Sieh dir diesen Beitrag auf Instagram an Ein Beitrag geteilt von Mohammad Rasoulof (@mohammad_rasoulof_official)
Der in
Iran vor einer Woche zu einer achtjährigen Haftstrafe plus Peitschenhiebe verurteilte Filmemacher
Mohammed Rasoulof ist aus seiner Heimat geflohen und befindet sich in
Europa,
melden die Agenturen. Die Reise ging offensichtlich durchs Grenzland in den iranischen Bergen, wie dem oben eingebundenen
Instagram-Posting zu entnehmen ist. Im Text dazu erfahren wir Weiteres: "Wenn der geografische Iran
unter den Stiefeln Eurer religiösen Tyrannei leidet, so lebt der
kulturelle Iran in den Köpfen von Millionen Iranern weiter, die wegen Eurer Unterdrückung und Barbarei gezwungen waren, das Land zu verlassen." Es ist ein bitterer Abschied mit Kampfansage: "Ab heute bin ich
Bewohner des kulturellen Iran. Ein grenzenloses Land, das Millionen Iraner mit alter Geschichte und Kultur in jeder Ecke der Welt gebaut haben. Und sie warten ungeduldig darauf, dich und deine Unterdrückungsmaschine
in den Tiefen der Geschichte zu begraben." Die Presseagentur seines neuen Films kommt auch auf die Repressalien zu sprechen, denen er und seine Crew zuletzt ausgesetzt waren: "Bevor die Geheimdienste der Islamischen Republik über die Produktion meines Films informiert wurden, konnten einige der Schauspieler den Iran verlassen. Viele der Schauspieler und Agenten des Films befinden sich jedoch noch im Iran und werden
vom Geheimdienst unter Druck gesetzt." Die Geheimdienstler "stürmten das Büro des Kameramanns, und seine gesamte Arbeitsausrüstung wurde beschlagnahmt. Sie hinderten auch den Tontechniker des Films daran, nach Kanada zu reisen. Während der Verhöre der Filmcrew forderten die Geheimdienstler sie auf, mich unter Druck zu setzen, damit ich den Film vom
Festival in Cannes zurückziehe."
Das Festival in
Cannes wird heute Abend eröffnet, die Filmkritiker bieten einen ersten Ausblick. Es ist ein Jahrgang unter den Eindrücken von
MeToo, die jüngsten Skandale um
Gérard Depardieu,
Jacques Doillon und
Benoît Jacquot erschüttern die französische Filmbranche,
schreibt Tim Caspar Boehme in der
taz. "Wie die Zeitung
Le Figaro berichtet, trifft das Festival schon Vorbereitungen für zu erwartende #MeToo-Proteste im großen Stil. So hat dessen Präsidentin Iris Knobloch eigens ein Team für das Krisenmanagement angeheuert. Die Rede ist von
Dutzenden Regisseuren,
Schauspielern und Produzenten, denen zusätzlich öffentliche Vorwürfe wegen sexualisierter Gewalt gemacht werden könnten."

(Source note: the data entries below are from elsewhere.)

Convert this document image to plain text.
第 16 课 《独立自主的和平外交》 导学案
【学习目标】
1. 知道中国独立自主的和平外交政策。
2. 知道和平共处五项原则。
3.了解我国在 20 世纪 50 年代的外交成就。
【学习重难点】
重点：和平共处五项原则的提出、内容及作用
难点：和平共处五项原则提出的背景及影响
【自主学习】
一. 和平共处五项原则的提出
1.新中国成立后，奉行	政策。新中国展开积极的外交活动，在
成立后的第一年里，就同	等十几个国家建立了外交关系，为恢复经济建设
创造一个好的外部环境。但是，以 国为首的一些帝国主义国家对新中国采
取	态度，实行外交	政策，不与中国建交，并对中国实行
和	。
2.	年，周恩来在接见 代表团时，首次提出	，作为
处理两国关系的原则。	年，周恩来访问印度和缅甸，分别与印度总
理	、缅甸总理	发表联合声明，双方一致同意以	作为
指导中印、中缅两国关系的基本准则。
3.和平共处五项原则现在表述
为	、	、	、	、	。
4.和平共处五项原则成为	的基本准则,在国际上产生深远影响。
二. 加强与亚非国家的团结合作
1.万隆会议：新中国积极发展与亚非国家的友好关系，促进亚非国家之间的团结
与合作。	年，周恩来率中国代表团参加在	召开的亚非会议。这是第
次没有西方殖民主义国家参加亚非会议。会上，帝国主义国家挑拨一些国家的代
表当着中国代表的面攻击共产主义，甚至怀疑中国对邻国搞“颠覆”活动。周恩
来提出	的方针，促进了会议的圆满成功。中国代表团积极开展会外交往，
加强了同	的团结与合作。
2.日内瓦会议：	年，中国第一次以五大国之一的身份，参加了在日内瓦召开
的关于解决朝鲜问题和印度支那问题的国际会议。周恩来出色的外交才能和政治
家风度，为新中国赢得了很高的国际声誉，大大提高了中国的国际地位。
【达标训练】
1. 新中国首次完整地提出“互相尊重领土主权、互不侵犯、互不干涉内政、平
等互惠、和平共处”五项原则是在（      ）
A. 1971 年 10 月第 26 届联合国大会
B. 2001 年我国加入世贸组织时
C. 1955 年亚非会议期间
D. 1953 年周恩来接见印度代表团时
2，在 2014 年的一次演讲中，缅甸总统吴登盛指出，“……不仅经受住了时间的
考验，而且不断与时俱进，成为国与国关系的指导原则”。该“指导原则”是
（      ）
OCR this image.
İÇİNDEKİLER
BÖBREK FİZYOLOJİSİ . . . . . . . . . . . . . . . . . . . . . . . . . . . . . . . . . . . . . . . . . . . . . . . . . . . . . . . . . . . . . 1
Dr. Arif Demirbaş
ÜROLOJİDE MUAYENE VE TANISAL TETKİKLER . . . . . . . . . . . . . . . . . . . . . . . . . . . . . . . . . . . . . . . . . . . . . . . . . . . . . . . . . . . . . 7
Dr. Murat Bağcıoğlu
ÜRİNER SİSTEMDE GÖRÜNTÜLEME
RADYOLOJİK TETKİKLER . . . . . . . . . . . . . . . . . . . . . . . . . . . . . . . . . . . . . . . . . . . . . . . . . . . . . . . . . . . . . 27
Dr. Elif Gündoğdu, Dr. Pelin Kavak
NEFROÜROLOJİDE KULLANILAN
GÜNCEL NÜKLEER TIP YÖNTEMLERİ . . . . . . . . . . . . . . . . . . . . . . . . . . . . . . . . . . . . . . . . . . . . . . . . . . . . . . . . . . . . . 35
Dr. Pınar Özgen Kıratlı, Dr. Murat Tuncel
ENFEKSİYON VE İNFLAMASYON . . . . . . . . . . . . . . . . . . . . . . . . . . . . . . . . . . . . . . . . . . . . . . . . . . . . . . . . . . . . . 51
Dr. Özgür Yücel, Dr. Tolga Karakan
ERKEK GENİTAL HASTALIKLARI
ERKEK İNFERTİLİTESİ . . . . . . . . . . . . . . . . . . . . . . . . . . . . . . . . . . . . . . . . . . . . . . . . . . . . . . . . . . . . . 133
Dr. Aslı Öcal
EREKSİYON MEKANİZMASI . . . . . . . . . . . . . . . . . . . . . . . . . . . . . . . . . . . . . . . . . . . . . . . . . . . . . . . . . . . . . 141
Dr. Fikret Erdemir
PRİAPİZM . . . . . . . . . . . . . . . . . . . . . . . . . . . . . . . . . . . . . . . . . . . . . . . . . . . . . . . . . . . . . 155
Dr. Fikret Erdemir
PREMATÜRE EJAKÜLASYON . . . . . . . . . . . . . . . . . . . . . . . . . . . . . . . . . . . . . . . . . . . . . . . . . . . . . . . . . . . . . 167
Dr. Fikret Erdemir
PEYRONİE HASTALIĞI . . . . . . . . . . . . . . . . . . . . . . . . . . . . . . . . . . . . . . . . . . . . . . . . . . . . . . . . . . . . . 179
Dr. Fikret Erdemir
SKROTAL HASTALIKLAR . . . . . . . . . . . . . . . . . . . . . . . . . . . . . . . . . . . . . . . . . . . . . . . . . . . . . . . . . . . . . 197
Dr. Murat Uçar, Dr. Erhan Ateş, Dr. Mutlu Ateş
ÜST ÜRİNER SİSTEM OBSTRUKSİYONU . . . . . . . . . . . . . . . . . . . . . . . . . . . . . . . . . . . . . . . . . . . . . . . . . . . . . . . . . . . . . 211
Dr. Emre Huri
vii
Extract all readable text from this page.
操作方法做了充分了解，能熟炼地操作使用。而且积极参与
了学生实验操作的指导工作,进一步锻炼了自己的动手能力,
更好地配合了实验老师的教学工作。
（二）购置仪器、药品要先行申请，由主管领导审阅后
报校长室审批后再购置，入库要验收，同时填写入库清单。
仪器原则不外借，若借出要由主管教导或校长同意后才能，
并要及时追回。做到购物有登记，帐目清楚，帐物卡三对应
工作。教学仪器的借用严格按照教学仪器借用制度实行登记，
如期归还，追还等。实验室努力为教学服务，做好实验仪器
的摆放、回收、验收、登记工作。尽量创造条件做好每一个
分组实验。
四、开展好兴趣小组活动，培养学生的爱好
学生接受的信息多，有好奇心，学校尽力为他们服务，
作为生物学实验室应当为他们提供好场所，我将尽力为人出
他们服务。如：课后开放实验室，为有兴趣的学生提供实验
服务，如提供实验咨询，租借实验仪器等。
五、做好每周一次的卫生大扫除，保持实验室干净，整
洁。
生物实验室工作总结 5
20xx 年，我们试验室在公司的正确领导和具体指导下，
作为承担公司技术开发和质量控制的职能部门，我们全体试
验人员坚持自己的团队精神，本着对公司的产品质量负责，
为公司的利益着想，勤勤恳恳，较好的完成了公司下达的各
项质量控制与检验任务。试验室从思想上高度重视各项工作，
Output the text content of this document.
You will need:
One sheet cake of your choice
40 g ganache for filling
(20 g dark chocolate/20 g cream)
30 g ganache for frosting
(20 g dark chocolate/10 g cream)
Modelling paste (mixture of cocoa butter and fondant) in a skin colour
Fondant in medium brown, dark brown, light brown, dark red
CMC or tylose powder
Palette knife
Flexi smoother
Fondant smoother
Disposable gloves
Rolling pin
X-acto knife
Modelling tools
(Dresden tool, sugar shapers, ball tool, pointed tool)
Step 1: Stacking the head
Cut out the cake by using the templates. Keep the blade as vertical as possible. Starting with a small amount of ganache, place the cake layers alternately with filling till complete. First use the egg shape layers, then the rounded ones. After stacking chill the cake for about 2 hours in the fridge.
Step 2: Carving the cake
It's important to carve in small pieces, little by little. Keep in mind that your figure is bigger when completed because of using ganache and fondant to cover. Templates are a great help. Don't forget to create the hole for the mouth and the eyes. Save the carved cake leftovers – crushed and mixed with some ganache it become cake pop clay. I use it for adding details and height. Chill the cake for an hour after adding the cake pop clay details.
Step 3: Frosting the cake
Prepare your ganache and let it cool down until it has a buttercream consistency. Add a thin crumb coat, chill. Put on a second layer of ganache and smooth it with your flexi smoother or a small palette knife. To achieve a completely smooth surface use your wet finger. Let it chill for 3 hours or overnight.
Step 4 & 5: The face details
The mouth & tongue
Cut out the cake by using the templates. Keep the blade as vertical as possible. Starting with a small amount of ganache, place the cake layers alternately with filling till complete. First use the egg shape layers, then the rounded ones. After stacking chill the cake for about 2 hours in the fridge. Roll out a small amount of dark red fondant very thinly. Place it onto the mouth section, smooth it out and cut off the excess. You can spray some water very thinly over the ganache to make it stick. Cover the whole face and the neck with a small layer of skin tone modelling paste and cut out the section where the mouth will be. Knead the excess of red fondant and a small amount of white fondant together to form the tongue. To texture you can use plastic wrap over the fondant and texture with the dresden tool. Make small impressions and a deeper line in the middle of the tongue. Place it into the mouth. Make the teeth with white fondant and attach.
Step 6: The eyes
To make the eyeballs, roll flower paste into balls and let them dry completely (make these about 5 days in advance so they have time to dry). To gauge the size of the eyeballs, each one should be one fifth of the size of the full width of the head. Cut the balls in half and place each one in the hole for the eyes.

Die Gallionsfigur der Proteste ist die Schauspielerin
Judith Godrèche, schreibt Andreas Busche im
Tagesspiegel. Dass deren "Kurzfilm 'Moi aussi' ('Me too') nun während der Eröffnungszeremonie gezeigt werden soll, ist
nicht mehr als ein Feigenblatt. Noch im vergangenen Jahr hatte sich Fremaux auf der Cannes-Pressekonferenz pikiert über die Schauspielerin
Adèle Haenel geäußert, die den virulenten Sexismus in der französischen Filmbranche und in Cannes beklagte." Für
Standard-Kritikerin Valerie Dirk "
grenzt es nahezu an ein Wunder, dass Cannes - ein Festival, das traditionell auf l'art pour l'art und mitunter auch auf umstrittene Persönlichkeiten setzt - der MeToo-Debatte Platz einräumt. Doch vielleicht dreht sich der Mistral an der Côte d'Azur ja, seitdem mit Iris Knobloch 2022 die erste Frau an der geschäftsführenden Spitze des Festivals steht. Mit
Greta Gerwig als Jurypräsidentin wurde zudem ein
feministisches Statement gesetzt, auch wenn der Wettbewerb mit
nur vier Regisseurinnen eine andere Sprache spricht."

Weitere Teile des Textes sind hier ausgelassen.